Qureshi Zaheer, Jamil Abdur, Altaf Faryal, Siddique Rimsha, Ahmed Faizan
School of Medicine, Quinnipiac University, Bridgeport, CT, USA.
Department of Medicine, Samaritan Medical Centre Watertown, Watertown, NY, USA.
Ann Hematol. 2024 Dec;103(12):4901-4912. doi: 10.1007/s00277-024-06078-z. Epub 2024 Nov 8.
To synthesize the evidence on the efficacy and safety of teclistamab in treating relapsed/refractory multiple myeloma (RRMM). A systematic search for records published from inception until June 2024 was conducted on PubMed, Web of Science, EMBASE, and Google Scholar databases. Five studies with 661 RRMM patients were included in the analysis. The pooled results showed that teclistamab led to an overall response rate (ORR) of 62.8% (95% Confidence Interval (CI): 58.6-66.8), a ≥ very good partial response or better (VGPR) of 52.1% (95% CI: 46.8-57.3), and a ≥ complete response or better (CR) of 29.5% (95% CI: 21.9-38.4). When the ORR was assessed in different subgroups, we found that patients with extramedullary disease (EMD) had considerably lower ORR than those without EMD (45% vs. 71%, p < 0.0001). The ORR was significantly lower in patients with prior (B-cell maturation antigen) BCMA-directed therapy (OR: 2.24, p = 0.002) and those with stage III disease (OR: 3.69, p = 0.0001). However, the subgroup analyses showed no considerable difference in the ORR between patients with high or standard-risk cytogenetics (OR: 1.05 p = 0.82) and those with penta-drug or triple-class-refractory disease (OR: 0.97 p = 0.89). Regarding the safety of teclistamab, the pooled results showed that the incidence of grade ≥ 3 adverse events was high (90.7%). However, grade ≥ 3 cytokine release syndrome (CRS) and neurotoxic events were low (1.5% and 2.2%, respectively). RRMM patients treated with teclistamab display good response rates.

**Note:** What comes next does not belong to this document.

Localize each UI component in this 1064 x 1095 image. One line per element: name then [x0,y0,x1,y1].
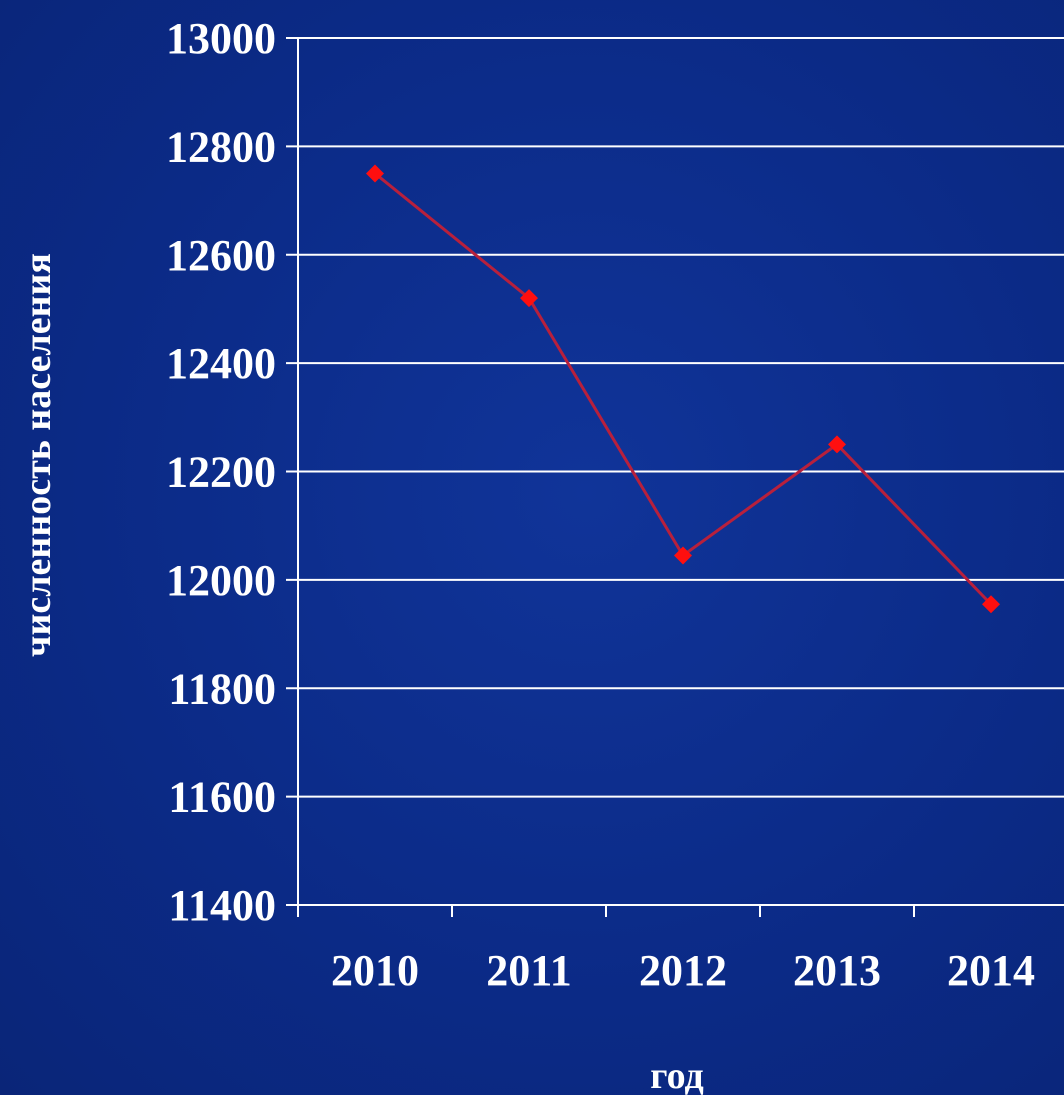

综合有关替西妥单抗治疗复发/难治性多发性骨髓瘤(RRMM)疗效和安全性的证据。对PubMed、科学网、EMBASE和谷歌学术数据库进行了系统检索,以查找从数据库创建至2024年6月发表的记录。分析纳入了五项研究,共661例RRMM患者。汇总结果显示,替西妥单抗导致的总缓解率(ORR)为62.8%(95%置信区间(CI):58.6 - 66.8),≥非常好的部分缓解或更好(VGPR)为52.1%(95%CI:46.8 - 57.3),≥完全缓解或更好(CR)为29.5%(95%CI:21.9 - 38.4)。在不同亚组中评估ORR时,我们发现有髓外疾病(EMD)的患者ORR显著低于无EMD的患者(45%对71%,p < 0.0001)。接受过既往(B细胞成熟抗原)BCMA定向治疗的患者ORR显著更低(OR:2.24,p = 0.002),III期疾病患者也是如此(OR:3.69,p = 0.0001)。然而,亚组分析显示,高风险或标准风险细胞遗传学患者与五药难治或三类难治性疾病患者之间的ORR无显著差异(OR:1.05,p = 0.82)。关于替西妥单抗的安全性,汇总结果显示≥3级不良事件的发生率很高(90.7%)。然而,≥3级细胞因子释放综合征(CRS)和神经毒性事件的发生率较低(分别为1.5%和2.2%)。接受替西妥单抗治疗RRMM患者显示出良好的缓解率。